The European Convention on Human Rights
1. Critically discuss the view that the ECtHR has become a constitutional court for Europe rather than a final backstop aimed at preventing the rise of undemocratic and oppressive governments.
- This question requires an understanding of the development of the case law of the ECtHR and relates to some of the themes of both support and criticism of the court.
- You could start by considering the argument that, in 1950, the purpose of the Convention and Court was to be part of the apparatus for preventing the rise of totalitarianism.
- Earliest cases, such as Lawless v Ireland, might support that proposition as might structural features – in particular the part-time court which was not expected to hear a huge number of cases.

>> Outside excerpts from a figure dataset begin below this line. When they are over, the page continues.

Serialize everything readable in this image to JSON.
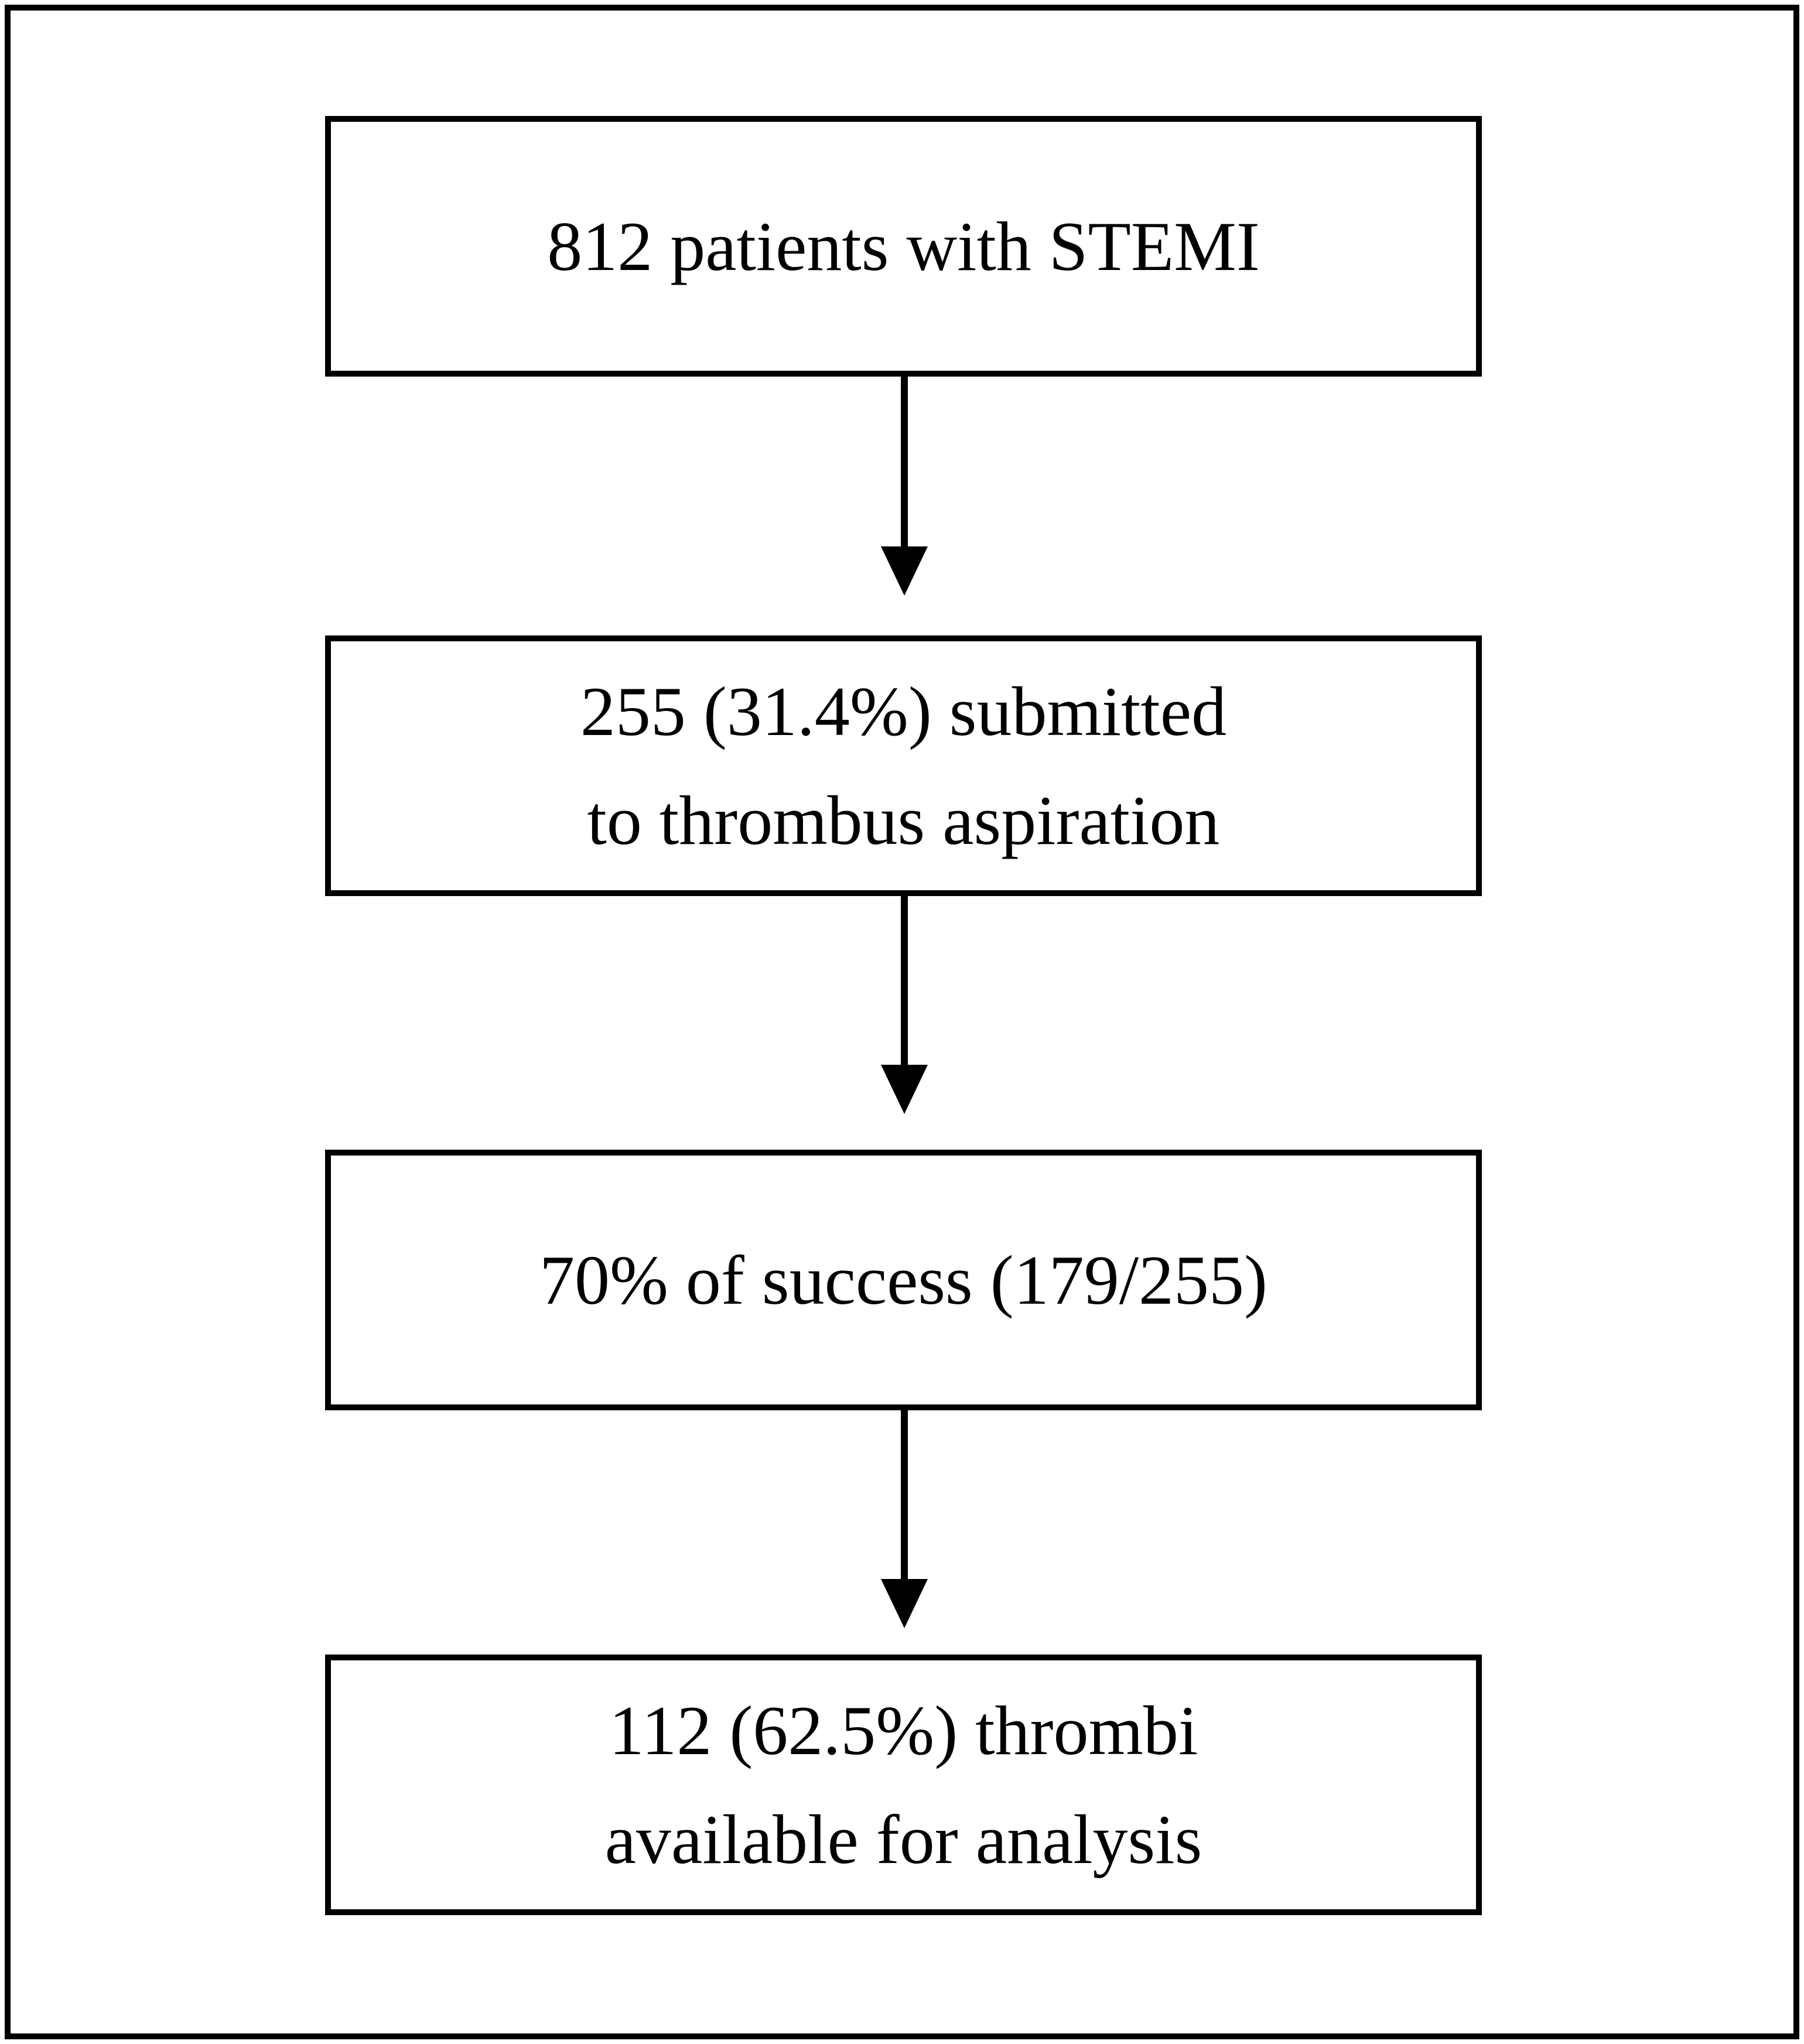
{
  "figure": {
    "type": "flowchart",
    "direction": "top-down",
    "background": "#ffffff",
    "line_color": "#000000",
    "text_color": "#000000",
    "nodes": [
      {
        "id": "stemi-patients",
        "lines": [
          "812 patients with STEMI",
          ""
        ]
      },
      {
        "id": "thrombus-aspiration",
        "lines": [
          "255 (31.4%) submitted",
          "to thrombus aspiration"
        ]
      },
      {
        "id": "aspiration-success",
        "lines": [
          "70% of success (179/255)",
          ""
        ]
      },
      {
        "id": "thrombi-analysis",
        "lines": [
          "112 (62.5%) thrombi",
          "available for analysis"
        ]
      }
    ],
    "connectors": [
      {
        "from": "stemi-patients",
        "to": "thrombus-aspiration",
        "style": "arrow-down"
      },
      {
        "from": "thrombus-aspiration",
        "to": "aspiration-success",
        "style": "arrow-down"
      },
      {
        "from": "aspiration-success",
        "to": "thrombi-analysis",
        "style": "arrow-down"
      }
    ]
  }
}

- However, note quite early cases (such as Marczx v Belgium concerning legitimacy laws) which indicate the Convention rights could be applied against reasonably well-functioning democracies.
- Also, discuss the notion of the “evaluative” approach to interpretation adopted by the ECtHR – the idea that the Convention is a “living instrument” which develops with and adapts to the times.
- In particular, the ECtHR is concerned not just with basic legal frameworks but also with the detail of individual cases. The development of the pervasive doctrine of proportionality is important here.
- On this basis you can consider some of the criticisms made of the Court and its doctrines. In particular, that, through the doctrines of “living instrument” and “proportionality”, the Court has become too much like a court of appeal and the primary responsibility of the states to protect human rights has been lost.
- This is an argument of principle but it has also had the practical consequence of extraordinary case-overload at the ECtHR which has had to be dealt with. There has, therefore, been a major programme of reform aimed at reducing the backlog.
- However, reformers have also sought to introduce features, such as the “significant disadvantage” requirement and the addition of references to subsidiarity and margin of appreciation in the Preamble in Protocol 15.
- On the other hand, defenders of the ECtHR will point to the margin of appreciation doctrine which, depending on the circumstances, means that the Court defers to the judgement of the national authorities on issues such as whether an interference with a right is “necessary in a democratic society”.
- In conclusion, you could note that this issue relates to basic assumptions about human rights. Whether or not it is reasonable to leave too much to governments given that, as democratic governments, they may be tempted to violate rights in order to satisfy popular wishes. On the other hand, is the precisely the argument that democracy is supposed to be about giving effect to the popular will. On this view there ought to be a seriousness threshold before issues come before the court, at the least. Democrats fear that too much is decided by judges; defenders of the system assert the need to protect the rights which have been agreed.
2. Josephine Bloggs, who lives in the UK, alleges that she has been a victim of a violation of her rights under the ECHR. Are her claims admissible (do not discuss their substance unless relevant to admissibility)?
- She complains that her privacy has been invaded when she was photographed in the street, violating Article 8. The photographer immediately destroyed the film, but Josephine feels there is an important principle at stake.
- She complains that, under a court order relating to anti-social behaviour, she is prevented from visiting the town where her friends live and this violates Article 2 of the Fourth Protocol.
- Her lawyer advises her that taking her cases through the UK courts is pointless because of clear Court of Appeal decisions, so she goes straight to Strasbourg.
- Introduce your answer. The question refers to a number of issues involving admissibility of cases before the ECtHR. This is important because there is a huge number of applications but only a small number are subject to adjudication by the Court. Most applications are inadmissible.
- This case could be admissible except that, since Protocol 14, the applicant must show he or she has suffered a significant disadvantage (unless an important human rights principle is at stake). You should consider and apply this.
- Here the issue is that the application is inadmissible “ratione materiae” – the Fourth Protocol has not been ratified by the UK and accepted as an obligation binding on it. A good answer would also distinguish this interference with her freedom of movement from a deprivation of liberty (which the question suggests JB has not suffered).
- Here the issue is whether JB has exhausted her domestic remedies. Although there are significant exceptions to this principle, the facts as given in the question suggest that she should have taken her case through the UK courts and appealed to the UKSC which has the power to overrule case law laid down by the Court of Appeal.